Ogni uomo è un’isola;
la mia è desertica sulla costa,
florida e verdeggiante nell’entroterra.
Conosci te stesso e conosci il nemico;
nessuna battaglia sarà per te
fonte di disperazione e pianto
poiché ne uscirai vincente e trionfante.
L’alba luminosa e devastante
riporta luce su un mondo
completamente buio;
piccoli angoli illuminati lottano contro
l’oppressione nebbiosa, funesta e fin troppo
tenebrosa dell’elemento opacizzante chiamato
apatia, routine, stereotipo, appiattimento intellettuale,
conformismo idiota che fa fico e che rende parte
della “massa”.
Tutto ciò che ti fa sentire “accettato”.
Mossa ingegnosa di salici piangenti che si piegano
alla voce grossa ma non si spezzano;
aspettano di dare il potente colpo di frusta
nel momento in cui il nemico abbassa la guardia.

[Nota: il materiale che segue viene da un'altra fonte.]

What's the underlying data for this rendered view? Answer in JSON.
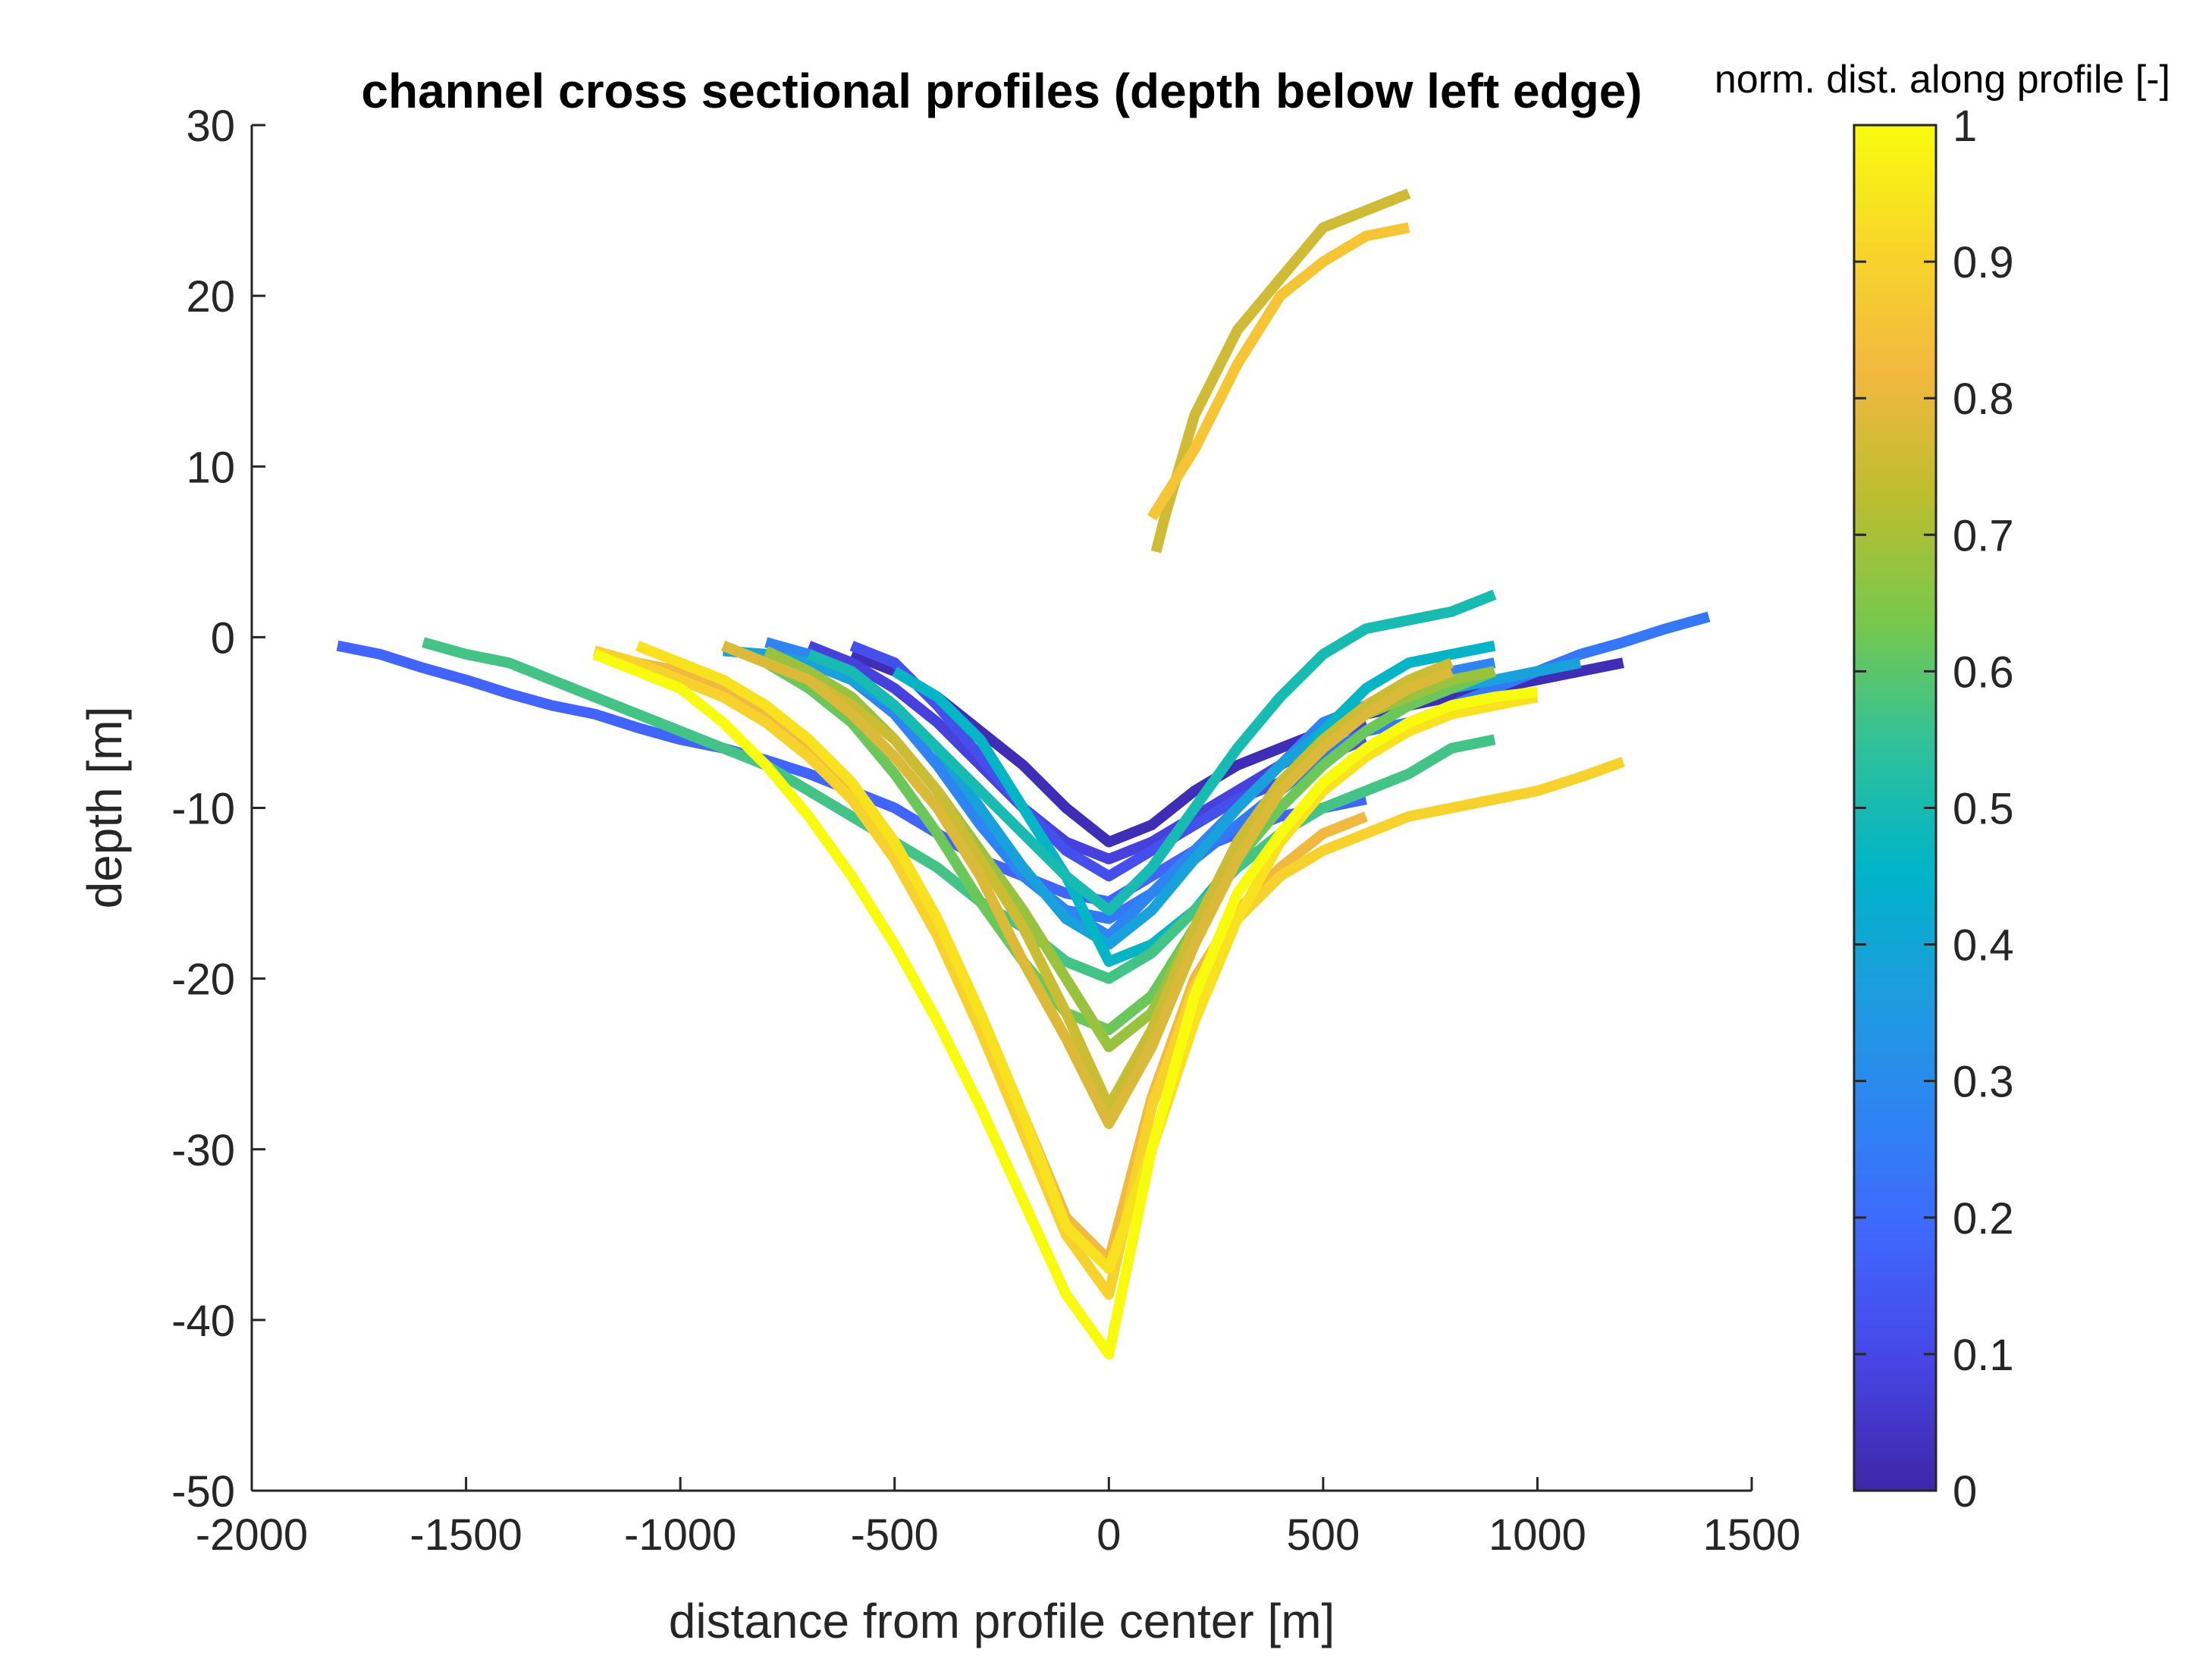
{
  "chart_data": {
    "type": "line",
    "title": "channel cross sectional profiles (depth below left edge)",
    "xlabel": "distance from profile center [m]",
    "ylabel": "depth [m]",
    "xlim": [
      -2000,
      1500
    ],
    "ylim": [
      -50,
      30
    ],
    "xticks": [
      -2000,
      -1500,
      -1000,
      -500,
      0,
      500,
      1000,
      1500
    ],
    "yticks": [
      -50,
      -40,
      -30,
      -20,
      -10,
      0,
      10,
      20,
      30
    ],
    "grid": false,
    "colorbar": {
      "title": "norm. dist. along profile [-]",
      "range": [
        0,
        1
      ],
      "ticks": [
        0,
        0.1,
        0.2,
        0.3,
        0.4,
        0.5,
        0.6,
        0.7,
        0.8,
        0.9,
        1
      ],
      "colormap": [
        "#3e26a8",
        "#4744e3",
        "#4065fd",
        "#2f83f3",
        "#1d9ddf",
        "#00b4c8",
        "#2fc19a",
        "#78c84c",
        "#bcbd2f",
        "#f2b840",
        "#f8d52a",
        "#f9fb0e"
      ]
    },
    "series": [
      {
        "c": 0.02,
        "x": [
          -600,
          -500,
          -400,
          -300,
          -200,
          -100,
          0,
          100,
          200,
          300,
          400,
          500,
          600,
          700,
          800,
          900,
          1000,
          1100,
          1200
        ],
        "y": [
          -1,
          -2,
          -3.5,
          -5.5,
          -7.5,
          -10,
          -12,
          -11,
          -9,
          -7.5,
          -6.5,
          -5.5,
          -4.5,
          -4,
          -3.5,
          -3,
          -2.5,
          -2,
          -1.5
        ]
      },
      {
        "c": 0.08,
        "x": [
          -700,
          -600,
          -500,
          -400,
          -300,
          -200,
          -100,
          0,
          100,
          200,
          300,
          400,
          500,
          600
        ],
        "y": [
          -0.5,
          -1.5,
          -3,
          -5,
          -7.5,
          -10,
          -12,
          -13,
          -12,
          -10.5,
          -9,
          -7.5,
          -6,
          -5
        ]
      },
      {
        "c": 0.12,
        "x": [
          -600,
          -500,
          -400,
          -300,
          -200,
          -100,
          0,
          100,
          200,
          300,
          400,
          500,
          600
        ],
        "y": [
          -0.5,
          -1.5,
          -4,
          -7,
          -10,
          -12.5,
          -14,
          -12.5,
          -11,
          -9.5,
          -8.5,
          -7,
          -6
        ]
      },
      {
        "c": 0.18,
        "x": [
          -1800,
          -1700,
          -1600,
          -1500,
          -1400,
          -1300,
          -1200,
          -1100,
          -1000,
          -900,
          -800,
          -700,
          -600,
          -500,
          -400,
          -300,
          -200,
          -100,
          0,
          100,
          200,
          300,
          400,
          500,
          600
        ],
        "y": [
          -0.5,
          -1,
          -1.8,
          -2.5,
          -3.3,
          -4,
          -4.5,
          -5.3,
          -6,
          -6.5,
          -7.2,
          -8,
          -9,
          -10,
          -11.5,
          -13,
          -14,
          -15,
          -15.5,
          -14,
          -12.5,
          -11.5,
          -10.5,
          -10,
          -9.5
        ]
      },
      {
        "c": 0.24,
        "x": [
          -100,
          0,
          100,
          200,
          300,
          400,
          500,
          600,
          700,
          800,
          900,
          1000,
          1100,
          1200,
          1300,
          1400
        ],
        "y": [
          -16,
          -16.5,
          -15,
          -13,
          -11,
          -9,
          -7,
          -5.5,
          -5,
          -4,
          -3,
          -2,
          -1,
          -0.3,
          0.5,
          1.2
        ]
      },
      {
        "c": 0.28,
        "x": [
          -800,
          -700,
          -600,
          -500,
          -400,
          -300,
          -200,
          -100,
          0,
          100,
          200,
          300,
          400,
          500,
          600,
          700,
          800,
          900
        ],
        "y": [
          -0.3,
          -1,
          -2.5,
          -4.5,
          -7.5,
          -11,
          -14,
          -16,
          -17.5,
          -15,
          -12.5,
          -10,
          -7.5,
          -5,
          -4,
          -3,
          -2,
          -1.5
        ]
      },
      {
        "c": 0.38,
        "x": [
          -900,
          -800,
          -700,
          -600,
          -500,
          -400,
          -300,
          -200,
          -100,
          0,
          100,
          200,
          300,
          400,
          500,
          600,
          700,
          800,
          900,
          1000,
          1100
        ],
        "y": [
          -0.8,
          -1,
          -1.5,
          -2.5,
          -4,
          -6.5,
          -10,
          -13.5,
          -16.5,
          -18,
          -16,
          -13,
          -10,
          -7.5,
          -5.5,
          -4.5,
          -3.5,
          -3,
          -2.5,
          -2,
          -1.5
        ]
      },
      {
        "c": 0.46,
        "x": [
          -500,
          -400,
          -300,
          -200,
          -100,
          0,
          100,
          200,
          300,
          400,
          500,
          600,
          700,
          800,
          900
        ],
        "y": [
          -2,
          -3.5,
          -6,
          -10,
          -14,
          -19,
          -18,
          -16,
          -13,
          -9,
          -5.5,
          -3,
          -1.5,
          -1,
          -0.5
        ]
      },
      {
        "c": 0.5,
        "x": [
          -700,
          -600,
          -500,
          -400,
          -300,
          -200,
          -100,
          0,
          100,
          200,
          300,
          400,
          500,
          600,
          700,
          800,
          900
        ],
        "y": [
          -1,
          -2,
          -4,
          -6.5,
          -9,
          -11.5,
          -14,
          -16,
          -13.5,
          -10,
          -6.5,
          -3.5,
          -1,
          0.5,
          1,
          1.5,
          2.5
        ]
      },
      {
        "c": 0.57,
        "x": [
          -1600,
          -1500,
          -1400,
          -1300,
          -1200,
          -1100,
          -1000,
          -900,
          -800,
          -700,
          -600,
          -500,
          -400,
          -300,
          -200,
          -100,
          0,
          100,
          200,
          300,
          400,
          500,
          600,
          700,
          800,
          900
        ],
        "y": [
          -0.3,
          -1,
          -1.5,
          -2.5,
          -3.5,
          -4.5,
          -5.5,
          -6.5,
          -7.5,
          -9,
          -10.5,
          -12,
          -13.5,
          -15.5,
          -17,
          -19,
          -20,
          -18.5,
          -16,
          -13.5,
          -11.5,
          -10,
          -9,
          -8,
          -6.5,
          -6
        ]
      },
      {
        "c": 0.62,
        "x": [
          -900,
          -800,
          -700,
          -600,
          -500,
          -400,
          -300,
          -200,
          -100,
          0,
          100,
          200,
          300,
          400,
          500,
          600,
          700,
          800,
          900
        ],
        "y": [
          -0.5,
          -1.5,
          -3,
          -5,
          -8,
          -11.5,
          -15.5,
          -19,
          -22,
          -23,
          -21,
          -17,
          -13,
          -10,
          -7.5,
          -5.5,
          -4,
          -3,
          -2
        ]
      },
      {
        "c": 0.68,
        "x": [
          -800,
          -700,
          -600,
          -500,
          -400,
          -300,
          -200,
          -100,
          0,
          100,
          200,
          300,
          400,
          500,
          600,
          700,
          800,
          900
        ],
        "y": [
          -0.8,
          -2,
          -3.5,
          -6,
          -9,
          -12.5,
          -16,
          -20,
          -24,
          -22,
          -17,
          -12.5,
          -9,
          -6.5,
          -4.5,
          -3.5,
          -2.5,
          -2
        ]
      },
      {
        "c": 0.75,
        "x": [
          -900,
          -800,
          -700,
          -600,
          -500,
          -400,
          -300,
          -200,
          -100,
          0,
          100,
          200,
          300,
          400,
          500,
          600,
          700,
          800
        ],
        "y": [
          -0.5,
          -1.5,
          -2.5,
          -4,
          -6,
          -9,
          -13,
          -17,
          -22,
          -27.5,
          -23,
          -17,
          -12,
          -8.5,
          -6,
          -4,
          -2.5,
          -1.5
        ]
      },
      {
        "c": 0.78,
        "x": [
          -900,
          -800,
          -700,
          -600,
          -500,
          -400,
          -300,
          -200,
          -100,
          0,
          100,
          200,
          300,
          400,
          500,
          600,
          700,
          800
        ],
        "y": [
          -0.5,
          -1.5,
          -2.5,
          -4.5,
          -7,
          -10,
          -14,
          -19,
          -23.5,
          -28.5,
          -24,
          -18,
          -13,
          -9,
          -6.5,
          -4.5,
          -3,
          -2
        ]
      },
      {
        "c": 0.76,
        "x": [
          110,
          130,
          200,
          300,
          400,
          500,
          600,
          700
        ],
        "y": [
          5,
          7,
          13,
          18,
          21,
          24,
          25,
          26
        ]
      },
      {
        "c": 0.86,
        "x": [
          100,
          200,
          300,
          400,
          500,
          600,
          700
        ],
        "y": [
          7,
          11,
          16,
          20,
          22,
          23.5,
          24
        ]
      },
      {
        "c": 0.82,
        "x": [
          -1200,
          -1100,
          -1000,
          -900,
          -800,
          -700,
          -600,
          -500,
          -400,
          -300,
          -200,
          -100,
          0,
          100,
          200,
          300,
          400,
          500,
          600
        ],
        "y": [
          -0.8,
          -1.5,
          -2,
          -3,
          -4.5,
          -6.5,
          -9,
          -12.5,
          -17,
          -22,
          -28,
          -34,
          -36.5,
          -27,
          -20,
          -16,
          -13.5,
          -11.5,
          -10.5
        ]
      },
      {
        "c": 0.9,
        "x": [
          -1200,
          -1100,
          -1000,
          -900,
          -800,
          -700,
          -600,
          -500,
          -400,
          -300,
          -200,
          -100,
          0,
          100,
          200,
          300,
          400,
          500,
          600,
          700,
          800,
          900,
          1000,
          1100,
          1200
        ],
        "y": [
          -0.8,
          -1.5,
          -2.5,
          -3.5,
          -5,
          -7,
          -9.5,
          -13,
          -17.5,
          -23,
          -29,
          -35,
          -38.5,
          -27.5,
          -20.5,
          -16.5,
          -14,
          -12.5,
          -11.5,
          -10.5,
          -10,
          -9.5,
          -9,
          -8.2,
          -7.3
        ]
      },
      {
        "c": 0.94,
        "x": [
          -1100,
          -1000,
          -900,
          -800,
          -700,
          -600,
          -500,
          -400,
          -300,
          -200,
          -100,
          0,
          100,
          200,
          300,
          400,
          500,
          600,
          700,
          800,
          900,
          1000
        ],
        "y": [
          -0.5,
          -1.5,
          -2.5,
          -4,
          -6,
          -8.5,
          -12,
          -16.5,
          -22,
          -28,
          -34.5,
          -37,
          -30,
          -22.5,
          -16.5,
          -12,
          -9,
          -7,
          -5.5,
          -4.5,
          -4,
          -3.5
        ]
      },
      {
        "c": 1.0,
        "x": [
          -1200,
          -1100,
          -1000,
          -900,
          -800,
          -700,
          -600,
          -500,
          -400,
          -300,
          -200,
          -100,
          0,
          100,
          200,
          300,
          400,
          500,
          600,
          700,
          800,
          900,
          1000
        ],
        "y": [
          -1,
          -2,
          -3,
          -5,
          -7.5,
          -10.5,
          -14,
          -18,
          -22.5,
          -27.5,
          -33,
          -38.5,
          -42,
          -30,
          -21,
          -15,
          -11.5,
          -8.5,
          -6.5,
          -5,
          -4,
          -3.5,
          -3.2
        ]
      }
    ]
  }
}
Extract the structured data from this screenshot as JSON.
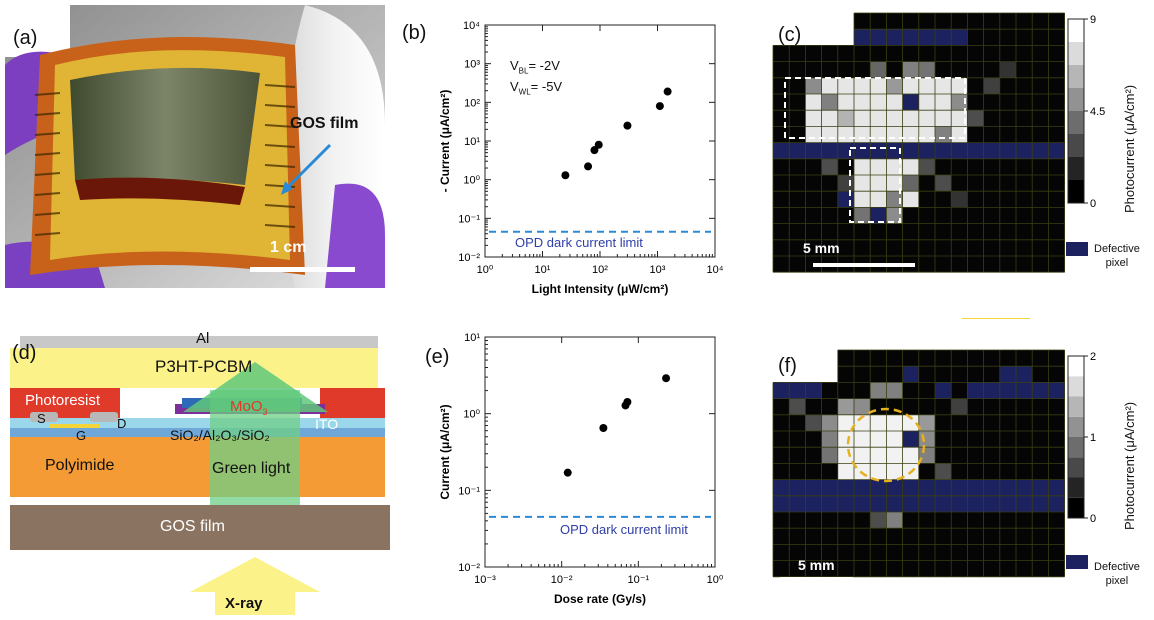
{
  "panels": {
    "a": {
      "label": "(a)",
      "film_label": "GOS film",
      "scalebar": "1 cm"
    },
    "b": {
      "label": "(b)",
      "vbl": "V",
      "vbl_sub": "BL",
      "vbl_val": "= -2V",
      "vwl": "V",
      "vwl_sub": "WL",
      "vwl_val": "= -5V",
      "dark_label": "OPD dark current limit"
    },
    "c": {
      "label": "(c)",
      "colorbar_title": "Photocurrent (μA/cm²)",
      "ticks": [
        "9",
        "4.5",
        "0"
      ],
      "scalebar": "5 mm",
      "defective": [
        "Defective",
        "pixel"
      ]
    },
    "d": {
      "label": "(d)",
      "layers": {
        "al": "Al",
        "p3ht": "P3HT-PCBM",
        "photoresist": "Photoresist",
        "moo3": "MoO",
        "moo3_sub": "3",
        "s": "S",
        "g": "G",
        "d": "D",
        "ito": "ITO",
        "dielectric": "SiO₂/Al₂O₃/SiO₂",
        "polyimide": "Polyimide",
        "green": "Green light",
        "gos": "GOS film",
        "xray": "X-ray"
      }
    },
    "e": {
      "label": "(e)",
      "dark_label": "OPD dark current limit"
    },
    "f": {
      "label": "(f)",
      "colorbar_title": "Photocurrent (μA/cm²)",
      "ticks": [
        "2",
        "1",
        "0"
      ],
      "scalebar": "5 mm",
      "defective": [
        "Defective",
        "pixel"
      ]
    }
  },
  "chart_data": [
    {
      "type": "scatter",
      "panel": "b",
      "xlabel": "Light Intensity (μW/cm²)",
      "ylabel": "- Current (μA/cm²)",
      "xscale": "log",
      "yscale": "log",
      "xlim": [
        1,
        10000
      ],
      "ylim": [
        0.01,
        10000
      ],
      "xticks": [
        "10⁰",
        "10¹",
        "10²",
        "10³",
        "10⁴"
      ],
      "yticks": [
        "10⁻²",
        "10⁻¹",
        "10⁰",
        "10¹",
        "10²",
        "10³",
        "10⁴"
      ],
      "points": [
        [
          25,
          1.3
        ],
        [
          62,
          2.2
        ],
        [
          80,
          5.8
        ],
        [
          95,
          8.0
        ],
        [
          300,
          25
        ],
        [
          1100,
          80
        ],
        [
          1500,
          190
        ]
      ],
      "dark_current": 0.045
    },
    {
      "type": "scatter",
      "panel": "e",
      "xlabel": "Dose rate (Gy/s)",
      "ylabel": "Current (μA/cm²)",
      "xscale": "log",
      "yscale": "log",
      "xlim": [
        0.001,
        1
      ],
      "ylim": [
        0.01,
        10
      ],
      "xticks": [
        "10⁻³",
        "10⁻²",
        "10⁻¹",
        "10⁰"
      ],
      "yticks": [
        "10⁻²",
        "10⁻¹",
        "10⁰",
        "10¹"
      ],
      "points": [
        [
          0.012,
          0.17
        ],
        [
          0.035,
          0.65
        ],
        [
          0.068,
          1.28
        ],
        [
          0.072,
          1.42
        ],
        [
          0.23,
          2.9
        ]
      ],
      "dark_current": 0.045
    }
  ]
}
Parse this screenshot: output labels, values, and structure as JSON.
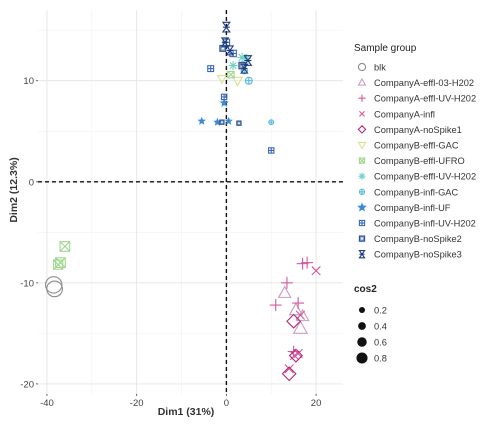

Gli abbiamo prospettato un vantaggio e lui ci ha creduto.
Gli abbiamo fatto credere di essere “deboli”
e ci siamo rivelati forti come
i flutti d’acqua impetuosi che distruggono le dighe,
sradicano alberi, mettono fine a vite piangenti
dalle quali lacrime nasceranno nuovi virgulti di
libertà.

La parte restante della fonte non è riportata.